Trakya’yı termik santrallerle, RES’lerle, nükleer santral ile enerji koridoru haline getirmeye çalışan, tarım alanlarımızı sanayiye açan, dağlarımızı, ormanlarımızı maden ve taş ocaklarıyla delik deşik eden siyasi iktidar Trakya’dan destek bulamayacaktır. Bölgemizde yaygınlaşan kanser hastalıklarına Trakya halkını mahkum edenlere, içme sularımızı ağır metallere, arsenik ve nitrata boğanlara bir de oy mu vereceğiz? Muhalefetin etkisiz muhalefetini de unutmadan seçimlerden sonra da halkın kendi demokratik örgütlenmelerinin gelişmesine ve halkın yaşam savunusuna katkı vermeye devam etmeliyiz.
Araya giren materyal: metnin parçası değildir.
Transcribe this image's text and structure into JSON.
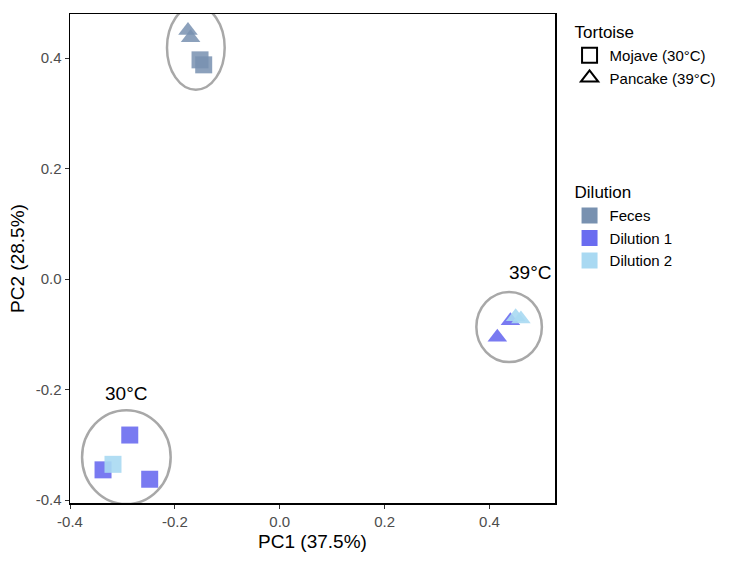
{
  "chart_data": {
    "type": "scatter",
    "xlabel": "PC1 (37.5%)",
    "ylabel": "PC2 (28.5%)",
    "xlim": [
      -0.4,
      0.525
    ],
    "ylim": [
      -0.405,
      0.48
    ],
    "xticks": [
      -0.4,
      -0.2,
      {
        "value": 0,
        "label": "0.0"
      },
      0.2,
      0.4
    ],
    "yticks": [
      -0.4,
      -0.2,
      {
        "value": 0,
        "label": "0.0"
      },
      0.2,
      0.4
    ],
    "grid": false,
    "legend": "right",
    "shape_legend": {
      "title": "Tortoise",
      "items": [
        {
          "name": "Mojave (30°C)",
          "marker": "square"
        },
        {
          "name": "Pancake (39°C)",
          "marker": "triangle"
        }
      ]
    },
    "color_legend": {
      "title": "Dilution",
      "items": [
        {
          "name": "Feces",
          "color": "#7891b0"
        },
        {
          "name": "Dilution 1",
          "color": "#6a6cf0"
        },
        {
          "name": "Dilution 2",
          "color": "#a9d9f2"
        }
      ]
    },
    "points": [
      {
        "x": -0.175,
        "y": 0.45,
        "tortoise": "Pancake (39°C)",
        "dilution": "Feces"
      },
      {
        "x": -0.17,
        "y": 0.437,
        "tortoise": "Pancake (39°C)",
        "dilution": "Feces"
      },
      {
        "x": -0.152,
        "y": 0.397,
        "tortoise": "Mojave (30°C)",
        "dilution": "Feces"
      },
      {
        "x": -0.145,
        "y": 0.388,
        "tortoise": "Mojave (30°C)",
        "dilution": "Feces"
      },
      {
        "x": 0.415,
        "y": -0.105,
        "tortoise": "Pancake (39°C)",
        "dilution": "Dilution 1"
      },
      {
        "x": 0.44,
        "y": -0.075,
        "tortoise": "Pancake (39°C)",
        "dilution": "Dilution 1"
      },
      {
        "x": 0.45,
        "y": -0.068,
        "tortoise": "Pancake (39°C)",
        "dilution": "Dilution 2"
      },
      {
        "x": 0.46,
        "y": -0.072,
        "tortoise": "Pancake (39°C)",
        "dilution": "Dilution 2"
      },
      {
        "x": -0.286,
        "y": -0.282,
        "tortoise": "Mojave (30°C)",
        "dilution": "Dilution 1"
      },
      {
        "x": -0.248,
        "y": -0.362,
        "tortoise": "Mojave (30°C)",
        "dilution": "Dilution 1"
      },
      {
        "x": -0.337,
        "y": -0.345,
        "tortoise": "Mojave (30°C)",
        "dilution": "Dilution 1"
      },
      {
        "x": -0.318,
        "y": -0.335,
        "tortoise": "Mojave (30°C)",
        "dilution": "Dilution 2"
      }
    ],
    "annotations": [
      {
        "text": "30°C",
        "x": -0.294,
        "y": -0.207
      },
      {
        "text": "39°C",
        "x": 0.478,
        "y": 0.013
      }
    ]
  }
}
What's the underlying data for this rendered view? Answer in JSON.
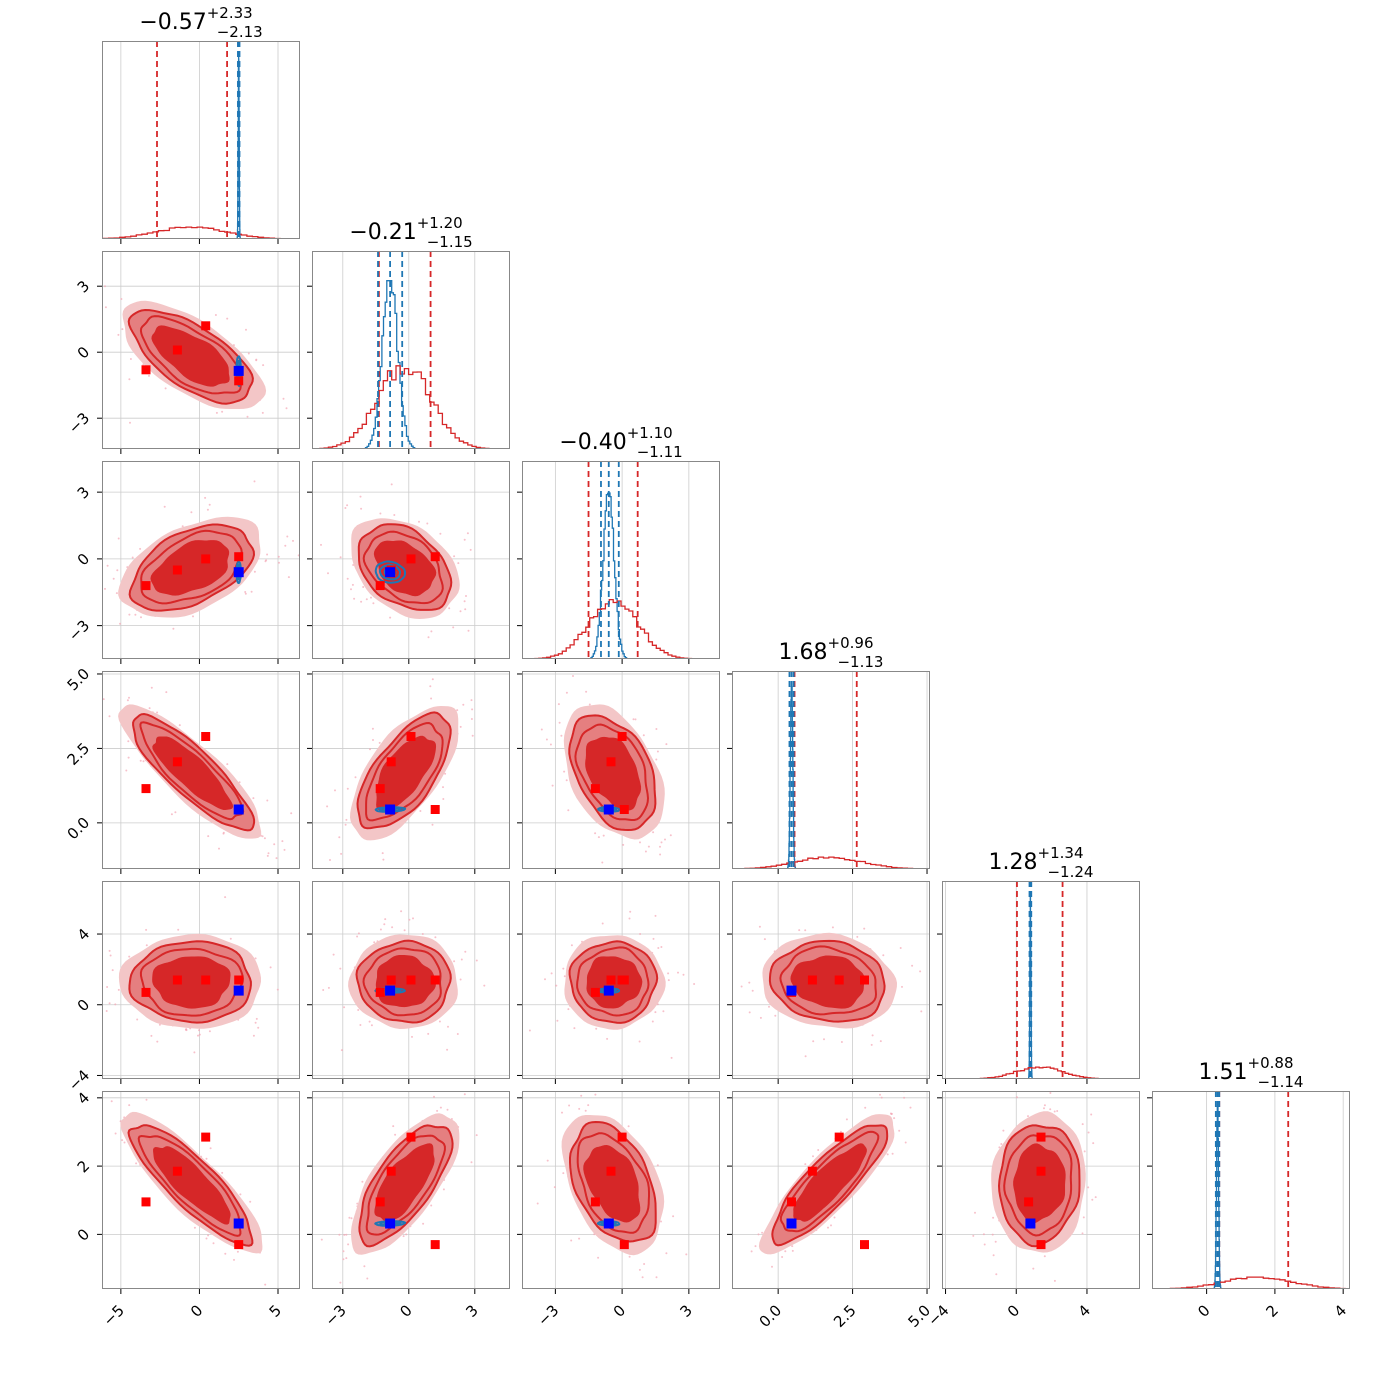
{
  "chart_data": {
    "type": "corner",
    "grid": true,
    "colors": {
      "samples_a": "#d62728",
      "samples_a_fill_inner": "#d62728",
      "samples_a_fill_mid": "#e57f80",
      "samples_a_fill_outer": "#f3c6c7",
      "samples_b": "#1f77b4",
      "truth_a": "#ff0000",
      "truth_b": "#0000ff",
      "axis": "#888888",
      "gridline": "#cccccc"
    },
    "parameters": [
      {
        "id": "p1",
        "title_value": "−0.57",
        "title_plus": "+2.33",
        "title_minus": "−2.13",
        "range": [
          -6.2,
          6.4
        ],
        "ticks": [
          -5,
          0,
          5
        ],
        "tick_labels": [
          "−5",
          "0",
          "5"
        ],
        "median": -0.57,
        "q_low": -2.7,
        "q_high": 1.76,
        "b_median": 2.5,
        "b_q_low": 2.45,
        "b_q_high": 2.55,
        "a_mean": -0.5,
        "a_sd": 2.2,
        "b_mean": 2.5,
        "b_sd": 0.03,
        "truth_a": [
          -3.4,
          -1.4,
          0.4,
          2.5
        ],
        "truth_b": 2.5
      },
      {
        "id": "p2",
        "title_value": "−0.21",
        "title_plus": "+1.20",
        "title_minus": "−1.15",
        "range": [
          -4.4,
          4.6
        ],
        "ticks": [
          -3,
          0,
          3
        ],
        "tick_labels": [
          "−3",
          "0",
          "3"
        ],
        "median": -0.21,
        "q_low": -1.36,
        "q_high": 0.99,
        "b_median": -0.85,
        "b_q_low": -1.4,
        "b_q_high": -0.3,
        "a_mean": -0.2,
        "a_sd": 1.2,
        "b_mean": -0.85,
        "b_sd": 0.35,
        "truth_a": [
          -1.3,
          -0.8,
          0.1,
          1.2
        ],
        "truth_b": -0.85
      },
      {
        "id": "p3",
        "title_value": "−0.40",
        "title_plus": "+1.10",
        "title_minus": "−1.11",
        "range": [
          -4.5,
          4.4
        ],
        "ticks": [
          -3,
          0,
          3
        ],
        "tick_labels": [
          "−3",
          "0",
          "3"
        ],
        "median": -0.4,
        "q_low": -1.51,
        "q_high": 0.7,
        "b_median": -0.6,
        "b_q_low": -0.95,
        "b_q_high": -0.15,
        "a_mean": -0.4,
        "a_sd": 1.1,
        "b_mean": -0.6,
        "b_sd": 0.25,
        "truth_a": [
          -1.2,
          -0.5,
          0.0,
          0.1
        ],
        "truth_b": -0.6
      },
      {
        "id": "p4",
        "title_value": "1.68",
        "title_plus": "+0.96",
        "title_minus": "−1.13",
        "range": [
          -1.55,
          5.1
        ],
        "ticks": [
          0.0,
          2.5,
          5.0
        ],
        "tick_labels": [
          "0.0",
          "2.5",
          "5.0"
        ],
        "median": 1.68,
        "q_low": 0.55,
        "q_high": 2.64,
        "b_median": 0.45,
        "b_q_low": 0.38,
        "b_q_high": 0.52,
        "a_mean": 1.7,
        "a_sd": 1.1,
        "b_mean": 0.45,
        "b_sd": 0.04,
        "truth_a": [
          0.45,
          1.15,
          2.05,
          2.9
        ],
        "truth_b": 0.45
      },
      {
        "id": "p5",
        "title_value": "1.28",
        "title_plus": "+1.34",
        "title_minus": "−1.24",
        "range": [
          -4.2,
          7.0
        ],
        "ticks": [
          -4,
          0,
          4
        ],
        "tick_labels": [
          "−4",
          "0",
          "4"
        ],
        "median": 1.28,
        "q_low": 0.04,
        "q_high": 2.62,
        "b_median": 0.8,
        "b_q_low": 0.75,
        "b_q_high": 0.85,
        "a_mean": 1.3,
        "a_sd": 1.3,
        "b_mean": 0.8,
        "b_sd": 0.03,
        "truth_a": [
          0.7,
          1.4,
          1.4,
          1.4
        ],
        "truth_b": 0.8
      },
      {
        "id": "p6",
        "title_value": "1.51",
        "title_plus": "+0.88",
        "title_minus": "−1.14",
        "range": [
          -1.6,
          4.2
        ],
        "ticks": [
          0,
          2,
          4
        ],
        "tick_labels": [
          "0",
          "2",
          "4"
        ],
        "median": 1.51,
        "q_low": 0.37,
        "q_high": 2.39,
        "b_median": 0.32,
        "b_q_low": 0.27,
        "b_q_high": 0.37,
        "a_mean": 1.5,
        "a_sd": 1.0,
        "b_mean": 0.32,
        "b_sd": 0.03,
        "truth_a": [
          -0.3,
          0.95,
          1.85,
          2.85
        ],
        "truth_b": 0.32
      }
    ],
    "pairs": [
      {
        "row": 1,
        "col": 0,
        "corr": -0.65
      },
      {
        "row": 2,
        "col": 0,
        "corr": 0.45
      },
      {
        "row": 2,
        "col": 1,
        "corr": -0.35
      },
      {
        "row": 3,
        "col": 0,
        "corr": -0.85
      },
      {
        "row": 3,
        "col": 1,
        "corr": 0.65
      },
      {
        "row": 3,
        "col": 2,
        "corr": -0.4
      },
      {
        "row": 4,
        "col": 0,
        "corr": 0.0
      },
      {
        "row": 4,
        "col": 1,
        "corr": 0.0
      },
      {
        "row": 4,
        "col": 2,
        "corr": 0.0
      },
      {
        "row": 4,
        "col": 3,
        "corr": -0.1
      },
      {
        "row": 5,
        "col": 0,
        "corr": -0.85
      },
      {
        "row": 5,
        "col": 1,
        "corr": 0.7
      },
      {
        "row": 5,
        "col": 2,
        "corr": -0.4
      },
      {
        "row": 5,
        "col": 3,
        "corr": 0.85
      },
      {
        "row": 5,
        "col": 4,
        "corr": 0.05
      }
    ]
  }
}
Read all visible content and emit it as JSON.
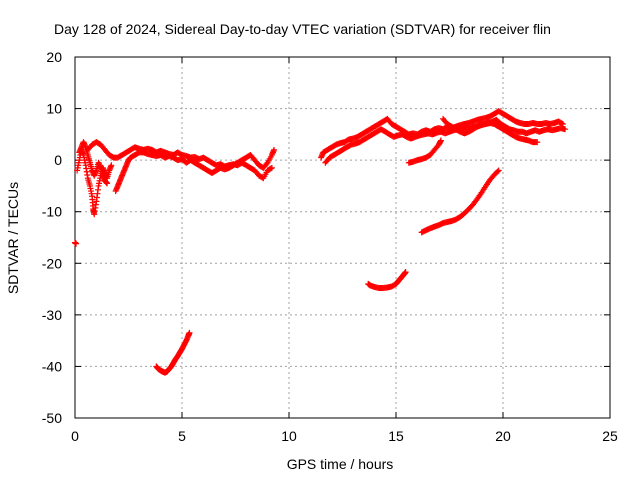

Gezegenin talanına artık tamam

Kamu yararı ve hukukun üstünlüğü için seçimlerden sonra da hepimizin yaşam alanlarında etkili çalışmalar yürütmesi, dayanışmayı arttırması ve mücadelelere destek olması gerekiyor. Sorunlarımızı siyasilere havale ederek ve genel ve yerel siyasetçilerden çözümler bekleyerek ekolojik bir demokrasiye ulaşmamız mümkün değildir. Yerelimizde, bölgemizde ekolojik yıkım yaratan veya yaratacak olan her faaliyete, her yatırıma, her politikaya karşı hangi bakanlık veya hangi belediye yaparsa yapsın mücadele etmeye devam etmeliyiz.

Sağlıklı ve dengeli bir çevrede yaşam hakkı için artık TAMAM.